Thereezee, ou qualquer outro nobre irritante, decerto teria uma embolia se me visse falando assim com o Príncipe-Regente.

Mas aturar Escórpio é o que menos preciso agora, quando meu interior ferve a indignação e sinto vontade de gritar.

— Não diria isso tão cedo. Especialmente aqui. — Ele não se move; o ombro direito apoiado numa das pilastra-estante a meio caminho da saída, segurando um livro botânico de cabeça para baixo. Os olhos escuros, porém, erguem-se para além de meus ombros, e então para os lados e para cima: apontando as estantes aos nossos lados e o mezanino. — E não quando quem mais tem a perder é você.

No tempo em que estive no gabinete, a biblioteca se esvaziou um pouco, mas ainda há uma ou outra cabeça visível, além dos guardas. E bem sei o quanto essa gente tem um ouvido afiado para escutar conversa alheia e uma boca rápida para espalhar tudo de forma distorcida pela corte.

O que é mais um ótimo motivo para ignorar Escórpio e sair daqui.

— Poupe seus enigmas e ameaças veladas para outra pessoa. Tenho mais o que fazer — bufo de exasperação.

Mal tenho tempo de me virar e dar dois passos.

Uma garra se fecha ao redor de meu pulso esquerdo e me puxa de volta, praticamente me arrastando para entre duas estantes.
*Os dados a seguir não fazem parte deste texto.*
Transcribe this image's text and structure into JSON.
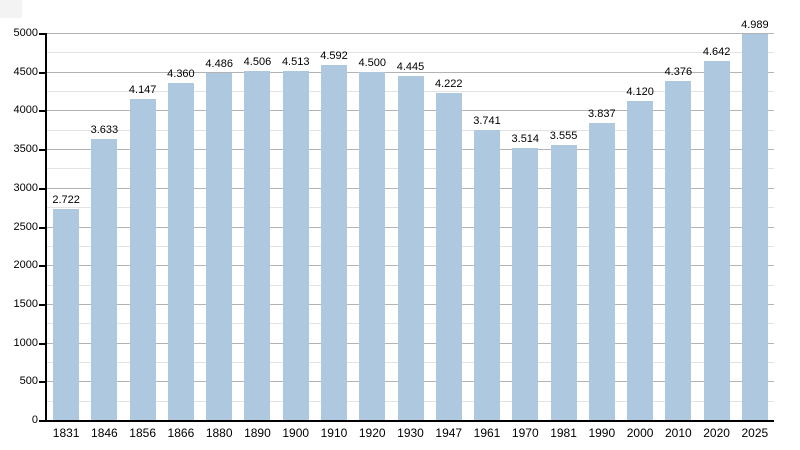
{
  "figure": {
    "background": "#ffffff",
    "title": ""
  },
  "chart_data": {
    "type": "bar",
    "title": "",
    "xlabel": "",
    "ylabel": "",
    "categories": [
      "1831",
      "1846",
      "1856",
      "1866",
      "1880",
      "1890",
      "1900",
      "1910",
      "1920",
      "1930",
      "1947",
      "1961",
      "1970",
      "1981",
      "1990",
      "2000",
      "2010",
      "2020",
      "2025"
    ],
    "values": [
      2722,
      3633,
      4147,
      4360,
      4486,
      4506,
      4513,
      4592,
      4500,
      4445,
      4222,
      3741,
      3514,
      3555,
      3837,
      4120,
      4376,
      4642,
      4989
    ],
    "value_labels": [
      "2.722",
      "3.633",
      "4.147",
      "4.360",
      "4.486",
      "4.506",
      "4.513",
      "4.592",
      "4.500",
      "4.445",
      "4.222",
      "3.741",
      "3.514",
      "3.555",
      "3.837",
      "4.120",
      "4.376",
      "4.642",
      "4.989"
    ],
    "ylim": [
      0,
      5000
    ],
    "y_major_step": 500,
    "y_minor_step": 250,
    "y_tick_labels": [
      "0",
      "500",
      "1000",
      "1500",
      "2000",
      "2500",
      "3000",
      "3500",
      "4000",
      "4500",
      "5000"
    ],
    "grid": "horizontal-major-and-minor",
    "legend": "none",
    "colors": {
      "bar": "#aec8e0",
      "grid_major": "#b3b3b3",
      "grid_minor": "#e3e3e3",
      "axis": "#000000",
      "text": "#000000"
    }
  }
}
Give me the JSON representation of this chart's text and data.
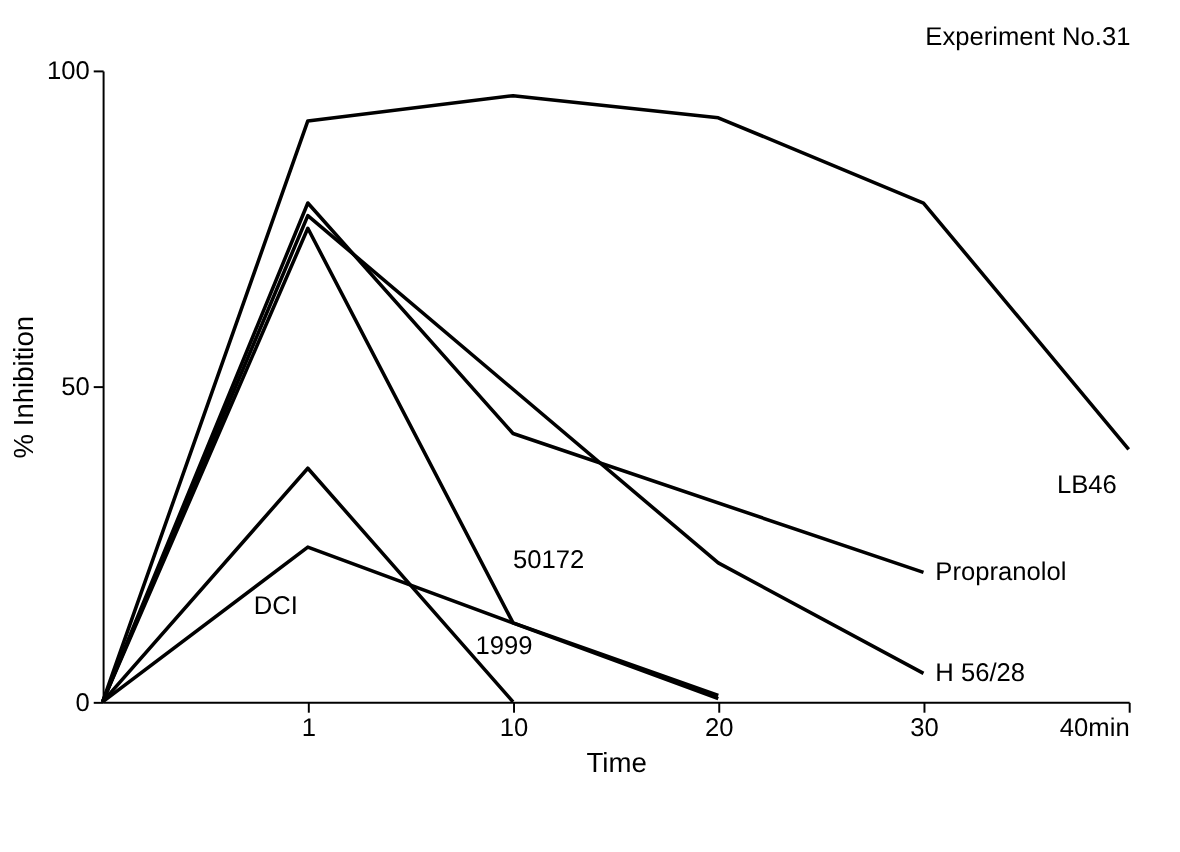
{
  "chart_data": {
    "type": "line",
    "title": "Experiment No.31",
    "xlabel": "Time",
    "ylabel": "% Inhibition",
    "categories": [
      null,
      "1",
      "10",
      "20",
      "30",
      "40min"
    ],
    "ylim": [
      0,
      100
    ],
    "yticks": [
      0,
      50,
      100
    ],
    "grid": false,
    "legend": false,
    "marker": "none",
    "line_style": "solid",
    "series": [
      {
        "name": "LB46",
        "color": "#000000",
        "values": [
          0,
          92,
          96,
          92.5,
          79,
          40
        ]
      },
      {
        "name": "Propranolol",
        "color": "#000000",
        "values": [
          0,
          79,
          42.5,
          null,
          20.5,
          null
        ]
      },
      {
        "name": "H 56/28",
        "color": "#000000",
        "values": [
          0,
          77,
          null,
          22,
          4.5,
          null
        ]
      },
      {
        "name": "50172",
        "color": "#000000",
        "values": [
          0,
          75,
          12.5,
          1,
          null,
          null
        ]
      },
      {
        "name": "1999",
        "color": "#000000",
        "values": [
          0,
          37,
          0,
          null,
          null,
          null
        ]
      },
      {
        "name": "DCI",
        "color": "#000000",
        "values": [
          0,
          24.5,
          null,
          0.5,
          null,
          null
        ]
      }
    ]
  }
}
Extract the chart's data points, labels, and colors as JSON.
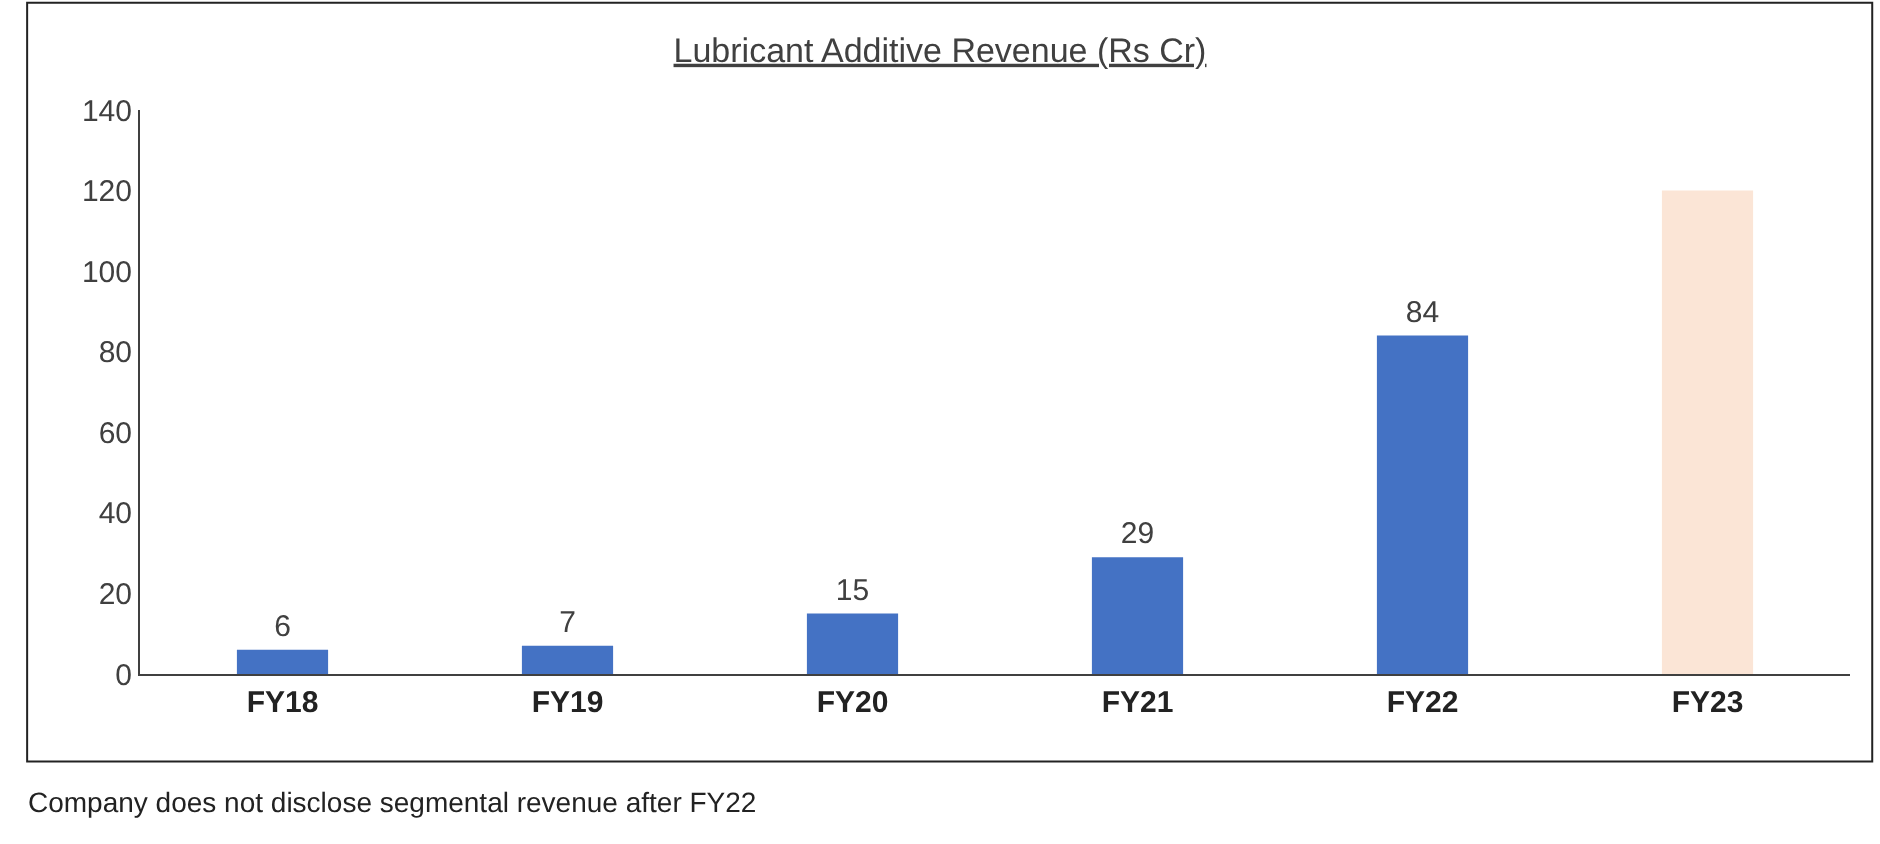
{
  "chart_data": {
    "type": "bar",
    "title": "Lubricant Additive Revenue (Rs Cr)",
    "categories": [
      "FY18",
      "FY19",
      "FY20",
      "FY21",
      "FY22",
      "FY23"
    ],
    "values": [
      6,
      7,
      15,
      29,
      84,
      120
    ],
    "colors": [
      "#4472c4",
      "#4472c4",
      "#4472c4",
      "#4472c4",
      "#4472c4",
      "#fbe5d6"
    ],
    "value_labels": [
      "6",
      "7",
      "15",
      "29",
      "84",
      null
    ],
    "ylim": [
      0,
      140
    ],
    "yticks": [
      0,
      20,
      40,
      60,
      80,
      100,
      120,
      140
    ],
    "annotations": [
      "Company does not disclose segmental revenue after FY22"
    ]
  }
}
Tão rápido que não consigo reagir a tempo – e quando me dou conta já estou ao lado do corredor, com Escórpio diante de mim.

O atordoamento se desvanece e inflama o borbulhar indignado em meu peito.

— Que inferno se passa na sua cabeça?! — sibilo, olhando rapidamente para os lados. Estamos num corredor mais estreito, que é caminho para as escadas circulares que levam ao mezanino. Se alguém passar por aqui...

— Tem algo que quero discutir com você.

Tento puxar o braço e fugir pela direita, mas ele segura com mais firmeza e apoia o outro braço na prateleira atrás de mim, fazendo uma cerca sem me tocar. Bufo exasperada.

— Pouco me importa. Não te-

— Não tem tempo? Está um pouco repetitiva hoje, não acha? — provoca, arqueando uma sobrancelha loira, num tom pouco mais escuro que a platina de seus cabelos encaracolados, mas que ainda assim parece sumir na pele tão branca. — Por acaso eu sei que está sem tempo. Não é hoje que anunciam seu noivado?

Escórpio ergue apenas uma ponta dos lábios, num arremedo de sorriso desdenhoso – o único tipo que ele tem.

Abro a boca e então torno a fechar, sem conseguir emitir qualquer resposta, a respiração suspensa. Por um segundo, o calor borbulhante é substituído por gelo, que se instaura em minha barriga. Não teria como... Ele também é príncipe. Mesmo que na época fosse o terceiro na linha de sucessão, ainda estava próximo demais da coroa – tanto que agora é o herdeiro, faltando poucas semanas para sua coroação.

A constatação me devolve o ar – embora a pedra de gelo no estômago permaneça. A impossibilidade de o noivo ser Escórpio, não muda o fato de estar noiva sem saber de quem.

— Não vejo como isso pode ser da sua conta — retruco por fim, tão baixo quanto possível, verificando novamente os arredores.

Falar com Escórpio diante de todos, sabendo que cada mínima atitude de animosidade será julgada, só não é pior do que ser flagrada conversando com ele aos cochichos entre duas estantes afastadas na biblioteca...

Só de imaginar a possibilidade de que possam espalhar que estou em algum tipo de relacionamento com Escórpio – ou mesmo a ideia de ter qualquer envolvimento com ele nesse aspecto – faz uma careta involuntária se formar. Há quem suspire por ele na corte e sonhe em ter sua atenção; mas, para mim, até imaginar ter algo com ele nesse sentido é apenas... não. O remoto grau de parentesco é apenas o menor dos problemas.